To guide the development of heat networks the following Building Hierarchy is proposed, which prioritises the connection of existing buildings based on their size, heat demand and ownership. The Building Hierarchy is being proposed as a tool to help steer delivery on the ground and in certain instances may be useful as part of a prioritised or tiered policy or regulatory approach, though this will not always be appropriate. New buildings within a heat network zone should connect to a heat network where available and appropriate. Views on a minimum "appropriate" heat demand for new buildings within the hierarchy would be welcome.

Table 2: District heat network development: Building Hierarchy
Priority 1 New Buildings (with a heat demand) Existing public sector non-domestic buildings (above a certain size or heat demand)
Priority 2 Existing Commercial / Third Sector non-domestic buildings (above a certain size / heat demand) Existing public sector non-domestic buildings (below size / heat demand threshold)
Priority 3 Existing Commercial / Third Sector (below size threshold / heat demand)
Priority 4 All other heat using buildings in heat network zones that are not already served by zero emission heating / for which there is no fuel poverty reduction in doing so.

There may be other buildings that should be prioritised for connection. This could include for example:

  • multi-owner and multi tenancy buildings
  • historic buildings, where there may be few other feasible interventions.

Views on these options, and whether they should include homes within these groupings, is also being sought.

Q8: What are your views on the Building Hierarchy proposed and its use to prioritise delivery on the ground and use in developing heat networks policy and regulation? (Please also include if you have any evidence relating to the inclusion of multi-owner/multi-tenancy buildings and historic buildings.)

Draft National Planning Framework 4

The Draft Fourth National Planning Framework (NPF4)[xv], which details our long term plan for what Scotland could be in 2045, was laid in Parliament on 10 November 2021. Alongside Parliamentary scrutiny of the draft, we are running a consultation[xvi], which is open until 31 March 2022. The consultation seeks views on draft policy on heating and cooling.

Demand assurance

We know that one of the key barriers to heat network development is demand assurance, with investors needing a long-term, secure customer base to confidently invest.

As set out in the Heat in Buildings Strategy we will, subject to legal competence, introduce a regulatory framework to require the installation of zero or very near zero emissions heating systems in existing buildings off the gas grid from 2025 and on the gas grid from 2030. This is in addition to proposals to require new buildings consented from 2024 to install only zero direct emissions heat sources.

We will also consult in 2022 on a series of phased targets and new funding to support all publicly owned buildings meeting net zero heating requirements by 2038.

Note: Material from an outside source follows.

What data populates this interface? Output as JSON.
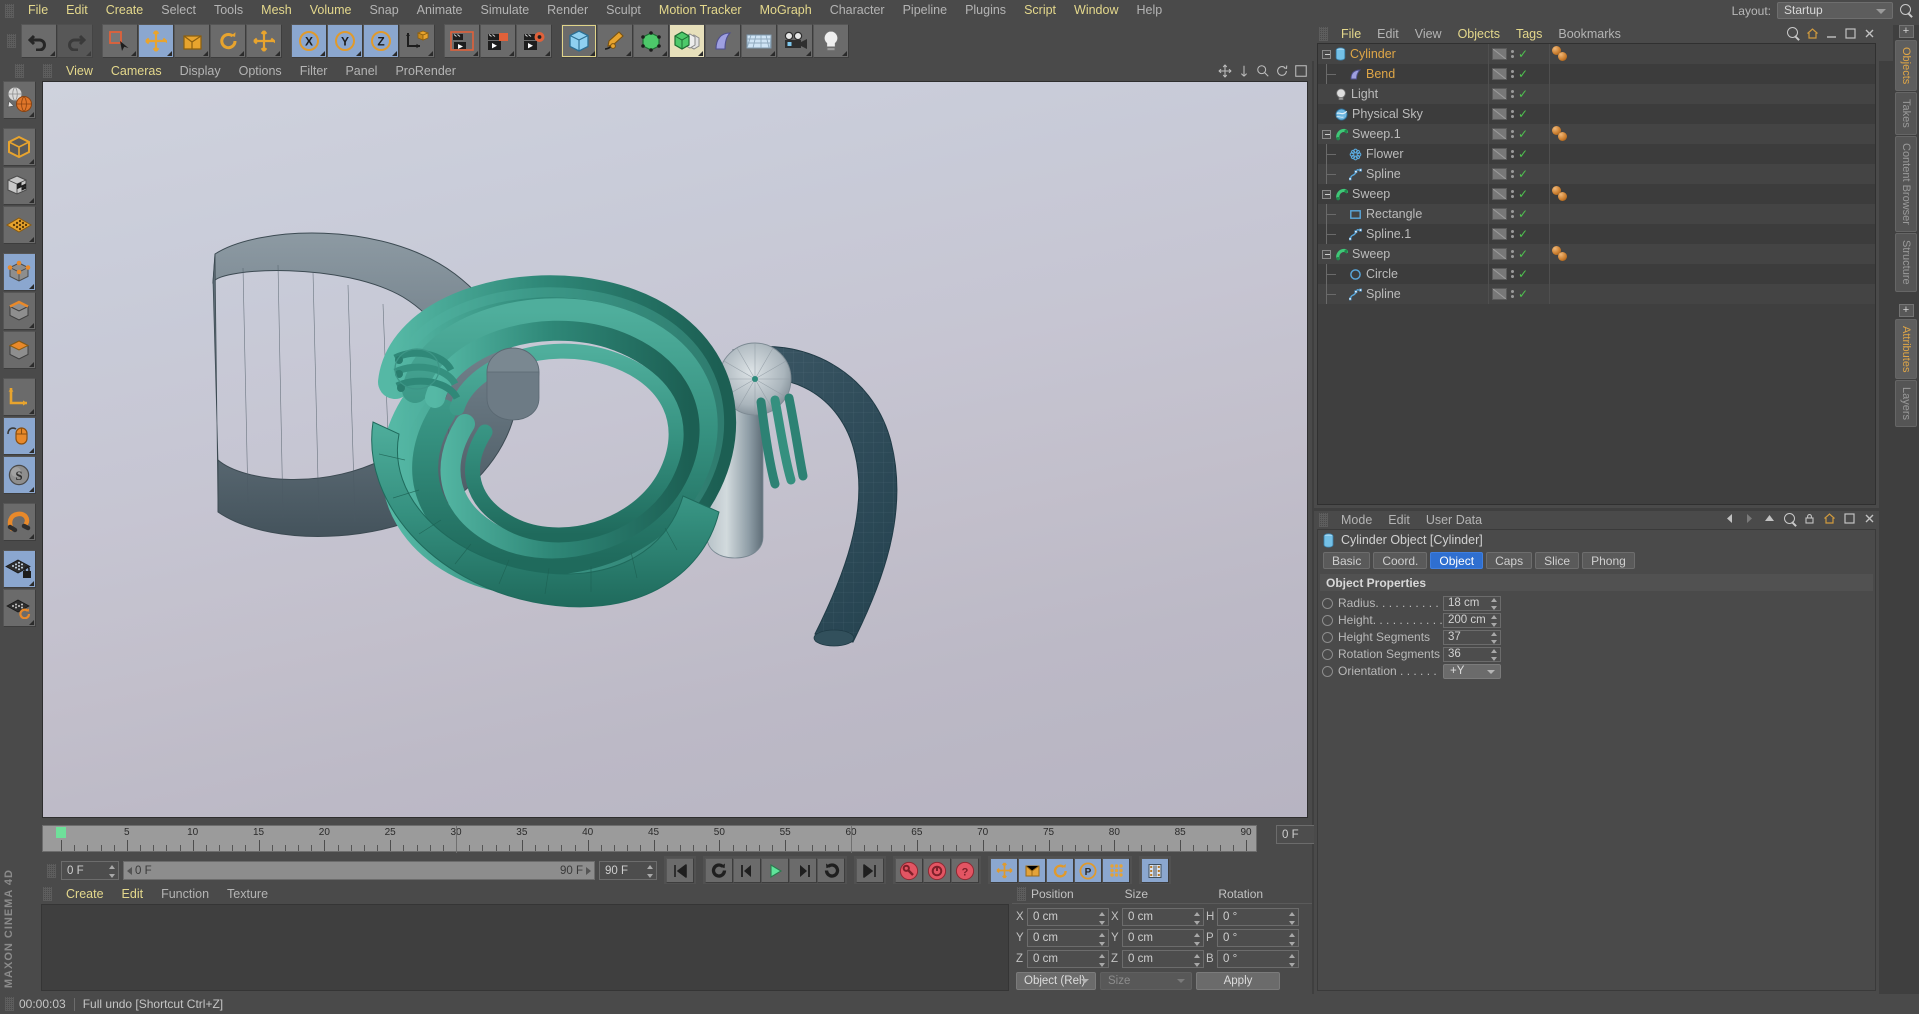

In order to secure the development of heat networks and in order to meet our statutory heat network targets it will be important that these regulatory requirements drive the development of, and connection to, heat networks in designated heat network zones. As we take forward these consultations in 2022 we will consider how best to ensure that the proposed regulatory requirements are compatible with our heat network targets.

In addition, we remain committed to consulting on proposals, as far as is possible within our legal competence, to:

  • introduce mandatory connections for large and publicly-owned buildings; and/or
  • use new powers under section 15 of the Non-Domestic Rates (Scotland) Act 2020 which could potentially be used to de-risk investment and drive net zero behaviour, including connections to heat networks.

In developing proposals we will consider recent UK Government proposals to mandate connection to heat networks in designated areas in England and Wales to assess their applicability in Scotland and fit with our proposed wider approach to building regulation. Subject to legal competence, we will consult on proposals during 2022.

Q9: What in your view is the right approach to ensuring there is sufficient demand assurance?